What is Caving?
Cave exploring, or caving, is the recreational companion of speleology, which is the scientific study of natural caves. Caving enthusiasts call themselves "cavers", rather than "spelunkers" which is a term often used by noncavers.
Interest in caving is growing, partially due to the continuing concern for health, fitness and the environment, and a growing demand for outdoor experiences with an educational purpose. Perhaps the caver's greatest motivation is the thrill of original discovery. The remotest corners of the globe have been observed by satellite technology, yet there is no alternative to personal investigation of caves. Most cavers are drawn by the potential for discovering new caves or finding new extensions to known caves, but some simply enjoy the solitude and beauty of the underground wilderness. Others enjoy the camaraderie of caving, which can be a rewarding group activity as the physical and technical challenges can demand concentrated team work.
For some, caves are objects of study, to be entered as much for scientific examination of underground features as for pleasure.

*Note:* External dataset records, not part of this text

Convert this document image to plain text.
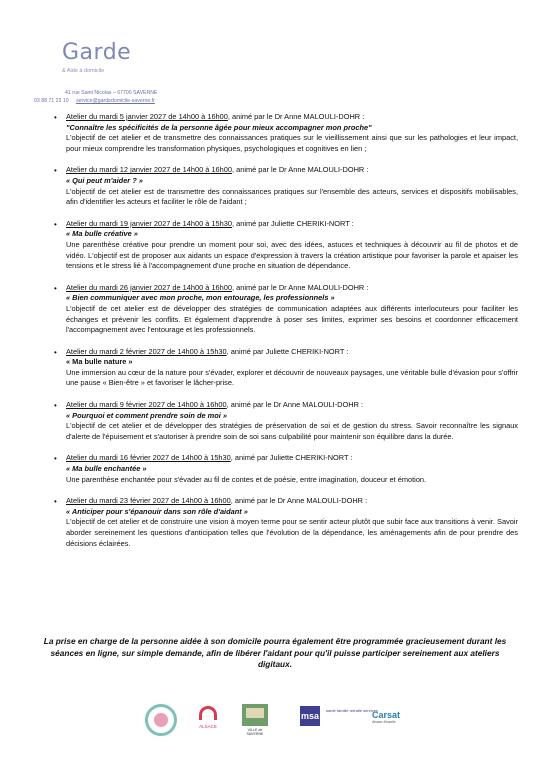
Garde
& Aide à domicile
41 rue Saint Nicolas – 67700 SAVERNE
03 88 71 23 10 service@gardedomicile-saverne.fr
• Atelier du mardi 5 janvier 2027 de 14h00 à 16h00, animé par le Dr Anne MALOULI-DOHR :
"Connaître les spécificités de la personne âgée pour mieux accompagner mon proche"
L'objectif de cet atelier et de transmettre des connaissances pratiques sur le vieillissement ainsi que sur les pathologies et leur impact, pour mieux comprendre les transformation physiques, psychologiques et cognitives en lien ;
• Atelier du mardi 12 janvier 2027 de 14h00 à 16h00, animé par le Dr Anne MALOULI-DOHR :
« Qui peut m'aider ? »
L'objectif de cet atelier est de transmettre des connaissances pratiques sur l'ensemble des acteurs, services et dispositifs mobilisables, afin d'identifier les acteurs et faciliter le rôle de l'aidant ;
• Atelier du mardi 19 janvier 2027 de 14h00 à 15h30, animé par Juliette CHERIKI-NORT :
« Ma bulle créative »
Une parenthèse créative pour prendre un moment pour soi, avec des idées, astuces et techniques à découvrir au fil de photos et de vidéo. L'objectif est de proposer aux aidants un espace d'expression à travers la création artistique pour favoriser la parole et apaiser les tensions et le stress lié à l'accompagnement d'une proche en situation de dépendance.
• Atelier du mardi 26 janvier 2027 de 14h00 à 16h00, animé par le Dr Anne MALOULI-DOHR :
« Bien communiquer avec mon proche, mon entourage, les professionnels »
L'objectif de cet atelier est de développer des stratégies de communication adaptées aux différents interlocuteurs pour faciliter les échanges et prévenir les conflits. Et également d'apprendre à poser ses limites, exprimer ses besoins et coordonner efficacement l'accompagnement avec l'entourage et les professionnels.
• Atelier du mardi 2 février 2027 de 14h00 à 15h30, animé par Juliette CHERIKI-NORT :
« Ma bulle nature »
Une immersion au cœur de la nature pour s'évader, explorer et découvrir de nouveaux paysages, une véritable bulle d'évasion pour s'offrir une pause « Bien-être » et favoriser le lâcher-prise.
• Atelier du mardi 9 février 2027 de 14h00 à 16h00, animé par le Dr Anne MALOULI-DOHR :
« Pourquoi et comment prendre soin de moi »
L'objectif de cet atelier et de développer des stratégies de préservation de soi et de gestion du stress. Savoir reconnaître les signaux d'alerte de l'épuisement et s'autoriser à prendre soin de soi sans culpabilité pour maintenir son équilibre dans la durée.
• Atelier du mardi 16 février 2027 de 14h00 à 15h30, animé par Juliette CHERIKI-NORT :
« Ma bulle enchantée »
Une parenthèse enchantée pour s'évader au fil de contes et de poésie, entre imagination, douceur et émotion.
• Atelier du mardi 23 février 2027 de 14h00 à 16h00, animé par le Dr Anne MALOULI-DOHR :
« Anticiper pour s'épanouir dans son rôle d'aidant »
L'objectif de cet atelier et de construire une vision à moyen terme pour se sentir acteur plutôt que subir face aux transitions à venir. Savoir aborder sereinement les questions d'anticipation telles que l'évolution de la dépendance, les aménagements afin de pour prendre des décisions éclairées.
La prise en charge de la personne aidée à son domicile pourra également être programmée gracieusement durant les séances en ligne, sur simple demande, afin de libérer l'aidant pour qu'il puisse participer sereinement aux ateliers digitaux.
ALSACE
VILLE de SAVERNE
msa
santé famille retraite services
Carsat
Alsace-Moselle
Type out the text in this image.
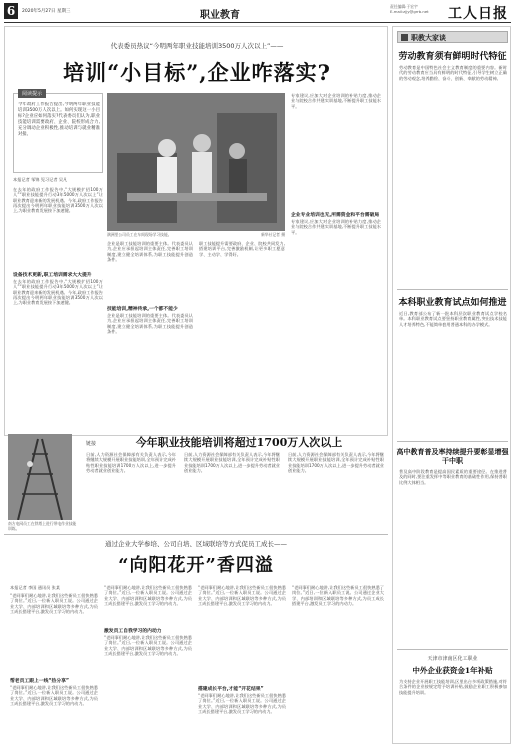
6	2020年5月27日 星期三	职业教育
责任编辑:于宏宇
E-mail:zjjy@grrb.net 工人日报
代表委员热议“今明两年职业技能培训3500万人次以上”——
培训“小目标”,企业咋落实?
阅读提示
今年政府工作报告提出,今明两年职业技能培训3500万人次以上。如何实现这一小目标?企业应如何落实?代表委员们认为,职业技能培训需要政府、企业、院校形成合力,充分调动企业积极性,推动培训与就业精准对接。
本报记者 邹锦 见习记者 吴凡
在去年的政府工作报告中,“大规模扩招100万人”“职业技能提升行动3年5000万人次以上”让职业教育迎来新的发展机遇。今年,政府工作报告再次提出今明两年职业技能培训3500万人次以上,为职业教育发展按下加速键。
设备技术更新,职工培训需求大大提升
在去年的政府工作报告中,“大规模扩招100万人”“职业技能提升行动3年5000万人次以上”让职业教育迎来新的发展机遇。今年,政府工作报告再次提出今明两年职业技能培训3500万人次以上,为职业教育发展按下加速键。
满洲里公司员工在车间现场学习技能。	新华社记者 摄
企业是职工技能培训的重要主体。代表委员认为,企业应承担起培训主体责任,完善职工培训制度,建立健全培训体系,为职工技能提升创造条件。
技能培训,精神传承,一个都不能少
企业是职工技能培训的重要主体。代表委员认为,企业应承担起培训主体责任,完善职工培训制度,建立健全培训体系,为职工技能提升创造条件。
职工技能提升需要政府、企业、院校共同发力,搭建培训平台,完善激励机制,让更多职工愿意学、主动学、学得好。
专家建议,应加大对企业培训的补贴力度,推动企业与院校合作共建实训基地,不断提升职工技能水平。
企业专业培训也无,所需资金和平台需破局
专家建议,应加大对企业培训的补贴力度,推动企业与院校合作共建实训基地,不断提升职工技能水平。
南方电网员工在铁塔上进行带电作业技能训练。
链接	今年职业技能培训将超过1700万人次以上
日前,人力资源社会保障部有关负责人表示,今年将继续大规模开展职业技能培训,全年预计完成补贴性职业技能培训1700万人次以上,进一步提升劳动者就业创业能力。
日前,人力资源社会保障部有关负责人表示,今年将继续大规模开展职业技能培训,全年预计完成补贴性职业技能培训1700万人次以上,进一步提升劳动者就业创业能力。
日前,人力资源社会保障部有关负责人表示,今年将继续大规模开展职业技能培训,全年预计完成补贴性职业技能培训1700万人次以上,进一步提升劳动者就业创业能力。
通过企业大学参培、公司自培、区域联培等方式促员工成长——
“向阳花开”香四溢
本报记者 李国 通讯员 张某
“老同事们耐心地讲,让我们这些新员工很快熟悉了岗位。”近日,一位新入职员工说。公司通过企业大学、内部培训和区域联培等多种方式,为员工成长搭建平台,激发员工学习的内动力。
帮老员工跟上一线“热分享”
“老同事们耐心地讲,让我们这些新员工很快熟悉了岗位。”近日,一位新入职员工说。公司通过企业大学、内部培训和区域联培等多种方式,为员工成长搭建平台,激发员工学习的内动力。
“老同事们耐心地讲,让我们这些新员工很快熟悉了岗位。”近日,一位新入职员工说。公司通过企业大学、内部培训和区域联培等多种方式,为员工成长搭建平台,激发员工学习的内动力。
激发员工自我学习的内动力
“老同事们耐心地讲,让我们这些新员工很快熟悉了岗位。”近日,一位新入职员工说。公司通过企业大学、内部培训和区域联培等多种方式,为员工成长搭建平台,激发员工学习的内动力。
“老同事们耐心地讲,让我们这些新员工很快熟悉了岗位。”近日,一位新入职员工说。公司通过企业大学、内部培训和区域联培等多种方式,为员工成长搭建平台,激发员工学习的内动力。
搭建成长平台,才能“开花结果”
“老同事们耐心地讲,让我们这些新员工很快熟悉了岗位。”近日,一位新入职员工说。公司通过企业大学、内部培训和区域联培等多种方式,为员工成长搭建平台,激发员工学习的内动力。
“老同事们耐心地讲,让我们这些新员工很快熟悉了岗位。”近日,一位新入职员工说。公司通过企业大学、内部培训和区域联培等多种方式,为员工成长搭建平台,激发员工学习的内动力。
职教大家谈
劳动教育须有鲜明时代特征
劳动教育是中国特色社会主义教育制度的重要内容。新时代的劳动教育应当具有鲜明的时代特征,引导学生树立正确的劳动观念,培养勤俭、奋斗、创新、奉献的劳动精神。
本科职业教育试点如何推进
近日,教育部公布了新一批本科层次职业教育试点学校名单。本科职业教育试点要坚持职业教育属性,突出技术技能人才培养特色,不能简单套用普通本科的办学模式。
高中教育普及率持续提升要彰显增强干中职
普及高中阶段教育是提高国民素质的重要途径。在推进普及的同时,要注重发挥中等职业教育的基础性作用,保持普职比例大体相当。
天津市津南区化工职业
中外企业获资金1年补贴
为支持企业开展职工技能培训,区里出台多项政策措施,对符合条件的企业按规定给予培训补贴,鼓励企业职工积极参加技能提升培训。
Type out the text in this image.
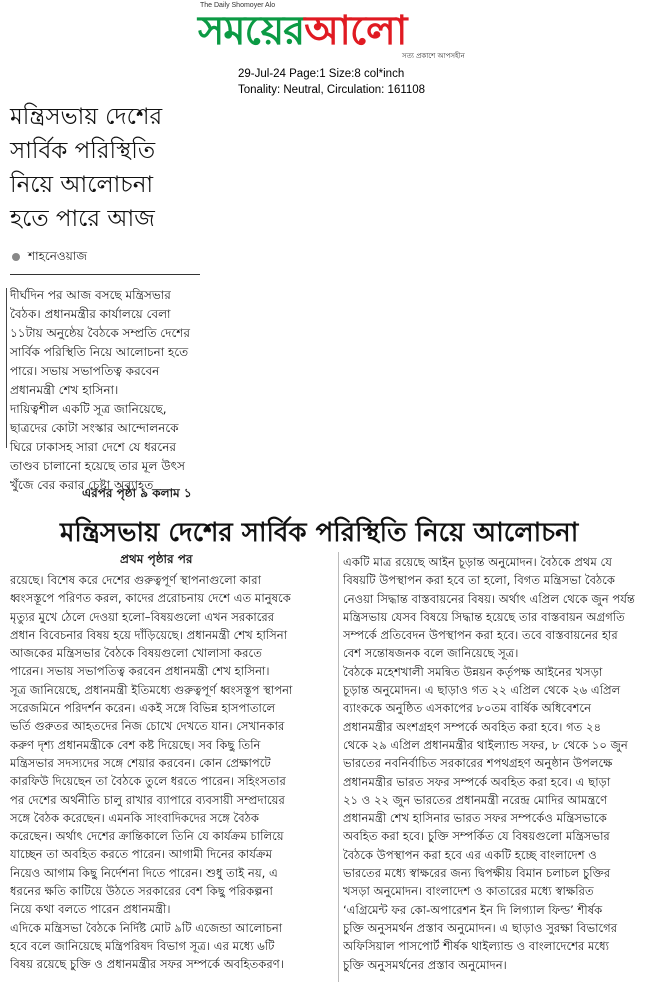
The Daily Shomoyer Alo
সময়েরআলো
সত্য প্রকাশে আপসহীন
29-Jul-24 Page:1 Size:8 col*inch
Tonality: Neutral, Circulation: 161108
মন্ত্রিসভায় দেশের
সার্বিক পরিস্থিতি
নিয়ে আলোচনা
হতে পারে আজ
শাহনেওয়াজ
দীর্ঘদিন পর আজ বসছে মন্ত্রিসভার
বৈঠক। প্রধানমন্ত্রীর কার্যালয়ে বেলা
১১টায় অনুষ্ঠেয় বৈঠকে সম্প্রতি দেশের
সার্বিক পরিস্থিতি নিয়ে আলোচনা হতে
পারে। সভায় সভাপতিত্ব করবেন
প্রধানমন্ত্রী শেখ হাসিনা।
দায়িত্বশীল একটি সূত্র জানিয়েছে,
ছাত্রদের কোটা সংস্কার আন্দোলনকে
ঘিরে ঢাকাসহ সারা দেশে যে ধরনের
তাণ্ডব চালানো হয়েছে তার মূল উৎস
খুঁজে বের করার চেষ্টা অব্যাহত
এরপর পৃষ্ঠা ৯ কলাম ১
মন্ত্রিসভায় দেশের সার্বিক পরিস্থিতি নিয়ে আলোচনা
প্রথম পৃষ্ঠার পর
রয়েছে। বিশেষ করে দেশের গুরুত্বপূর্ণ স্থাপনাগুলো কারা
ধ্বংসস্তূপে পরিণত করল, কাদের প্ররোচনায় দেশে এত মানুষকে
মৃত্যুর মুখে ঠেলে দেওয়া হলো–বিষয়গুলো এখন সরকারের
প্রধান বিবেচনার বিষয় হয়ে দাঁড়িয়েছে। প্রধানমন্ত্রী শেখ হাসিনা
আজকের মন্ত্রিসভার বৈঠকে বিষয়গুলো খোলাসা করতে
পারেন। সভায় সভাপতিত্ব করবেন প্রধানমন্ত্রী শেখ হাসিনা।
সূত্র জানিয়েছে, প্রধানমন্ত্রী ইতিমধ্যে গুরুত্বপূর্ণ ধ্বংসস্তূপ স্থাপনা
সরেজমিনে পরিদর্শন করেন। একই সঙ্গে বিভিন্ন হাসপাতালে
ভর্তি গুরুতর আহতদের নিজ চোখে দেখতে যান। সেখানকার
করুণ দৃশ্য প্রধানমন্ত্রীকে বেশ কষ্ট দিয়েছে। সব কিছু তিনি
মন্ত্রিসভার সদস্যদের সঙ্গে শেয়ার করবেন। কোন প্রেক্ষাপটে
কারফিউ দিয়েছেন তা বৈঠকে তুলে ধরতে পারেন। সহিংসতার
পর দেশের অর্থনীতি চালু রাখার ব্যাপারে ব্যবসায়ী সম্প্রদায়ের
সঙ্গে বৈঠক করেছেন। এমনকি সাংবাদিকদের সঙ্গে বৈঠক
করেছেন। অর্থাৎ দেশের ক্রান্তিকালে তিনি যে কার্যক্রম চালিয়ে
যাচ্ছেন তা অবহিত করতে পারেন। আগামী দিনের কার্যক্রম
নিয়েও আগাম কিছু নির্দেশনা দিতে পারেন। শুধু তাই নয়, এ
ধরনের ক্ষতি কাটিয়ে উঠতে সরকারের বেশ কিছু পরিকল্পনা
নিয়ে কথা বলতে পারেন প্রধানমন্ত্রী।
এদিকে মন্ত্রিসভা বৈঠকে নির্দিষ্ট মোট ৯টি এজেন্ডা আলোচনা
হবে বলে জানিয়েছে মন্ত্রিপরিষদ বিভাগ সূত্র। এর মধ্যে ৬টি
বিষয় রয়েছে চুক্তি ও প্রধানমন্ত্রীর সফর সম্পর্কে অবহিতকরণ।
একটি মাত্র রয়েছে আইন চূড়ান্ত অনুমোদন। বৈঠকে প্রথম যে
বিষয়টি উপস্থাপন করা হবে তা হলো, বিগত মন্ত্রিসভা বৈঠকে
নেওয়া সিদ্ধান্ত বাস্তবায়নের বিষয়। অর্থাৎ এপ্রিল থেকে জুন পর্যন্ত
মন্ত্রিসভায় যেসব বিষয়ে সিদ্ধান্ত হয়েছে তার বাস্তবায়ন অগ্রগতি
সম্পর্কে প্রতিবেদন উপস্থাপন করা হবে। তবে বাস্তবায়নের হার
বেশ সন্তোষজনক বলে জানিয়েছে সূত্র।
বৈঠকে মহেশখালী সমন্বিত উন্নয়ন কর্তৃপক্ষ আইনের খসড়া
চূড়ান্ত অনুমোদন। এ ছাড়াও গত ২২ এপ্রিল থেকে ২৬ এপ্রিল
ব্যাংককে অনুষ্ঠিত এসকাপের ৮০তম বার্ষিক অধিবেশনে
প্রধানমন্ত্রীর অংশগ্রহণ সম্পর্কে অবহিত করা হবে। গত ২৪
থেকে ২৯ এপ্রিল প্রধানমন্ত্রীর থাইল্যান্ড সফর, ৮ থেকে ১০ জুন
ভারতের নবনির্বাচিত সরকারের শপথগ্রহণ অনুষ্ঠান উপলক্ষে
প্রধানমন্ত্রীর ভারত সফর সম্পর্কে অবহিত করা হবে। এ ছাড়া
২১ ও ২২ জুন ভারতের প্রধানমন্ত্রী নরেন্দ্র মোদির আমন্ত্রণে
প্রধানমন্ত্রী শেখ হাসিনার ভারত সফর সম্পর্কেও মন্ত্রিসভাকে
অবহিত করা হবে। চুক্তি সম্পর্কিত যে বিষয়গুলো মন্ত্রিসভার
বৈঠকে উপস্থাপন করা হবে এর একটি হচ্ছে বাংলাদেশ ও
ভারতের মধ্যে স্বাক্ষরের জন্য দ্বিপক্ষীয় বিমান চলাচল চুক্তির
খসড়া অনুমোদন। বাংলাদেশ ও কাতারের মধ্যে স্বাক্ষরিত
‘এগ্রিমেন্ট ফর কো-অপারেশন ইন দি লিগ্যাল ফিল্ড’ শীর্ষক
চুক্তি অনুসমর্থন প্রস্তাব অনুমোদন। এ ছাড়াও সুরক্ষা বিভাগের
অফিসিয়াল পাসপোর্ট শীর্ষক থাইল্যান্ড ও বাংলাদেশের মধ্যে
চুক্তি অনুসমর্থনের প্রস্তাব অনুমোদন।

Natural caves may be studied for their archaeology, ecology, biology, cartography, history, geology and hydrology, to name but a few research disciplines.
Hazards can include flooding, rock instability, falls, getting stuck, getting lost, light failure, exhaustion, and hypothermia. Depending on the level of difficulty and the length of the cave visited, caving can be a strenuous activity requiring reasonably good fitness and health. Casual exploration of simple horizontal or semihorizontal caves requires some equipment besides warm clothing. A good, reliable light with at least two backup sources ensures your exit and helps you see the cave's features and your footing on uneven floors. A helmet protects you from low ceilings and falling rocks. Sturdy boots are needed in slippery conditions and to give you ankle support, and if you are more adventurous, hands-and-knees situations require gloves, knee pads and additional protective clothing such as coveralls. More advanced caving involving the safe negotiation of vertical drops requires specialized ropes and equipment and the knowledge and experience required to use them properly. To ensure safe, enjoyable experience, prospective cavers are encouraged to join a caving club or take one of the courses offered by some organizations (such as the Karst Field Studies Program, Center for Cave and Karst Studies). Remember, never go caving alone... and always inform someone of your plans!
Cave environments can be very fragile. For this reason, cavers follow a basic code of conduct to maintain the caves for future visitors:
*Do not litter or mark the caves.
*Do not disturb crickets, spiders or other forms of life.
*Do not touch cave formations.
What is Karst?
Karst is a distinctive topography in which the landscape is largely shaped by the dissolving action of water on carbonate bedrock (usually limestone, dolomite, or marble). This geological process, occurring over many thousands of years, results in unusual surface and subsurface features ranging from sinkholes, vertical shafts, disappearing streams, and springs, to complex underground drainage systems and caves.
The process of karst formation involves the interaction of water and carbon dioxide. As rain falls through the atmosphere, it picks up CO2 which dissolves in the droplets. Once the rain hits the ground, it percolates through the soil and picks up more CO2 to form a weak solution of carbonic acid: H2O+CO2=H2CO3.
The infiltrating water naturally utilizes any cracks or crevices in the rock as gravity pulls the water underground. Over long periods, with a continuous supply of CO2 - enriched water, carbonate bedrock begins to dissolve. Openings in the bedrock increase in size and an underground drainage system begins to develop, allowing more water to pass, further accelerating the formation of karst. Eventually this leads to the development of subsurface caves.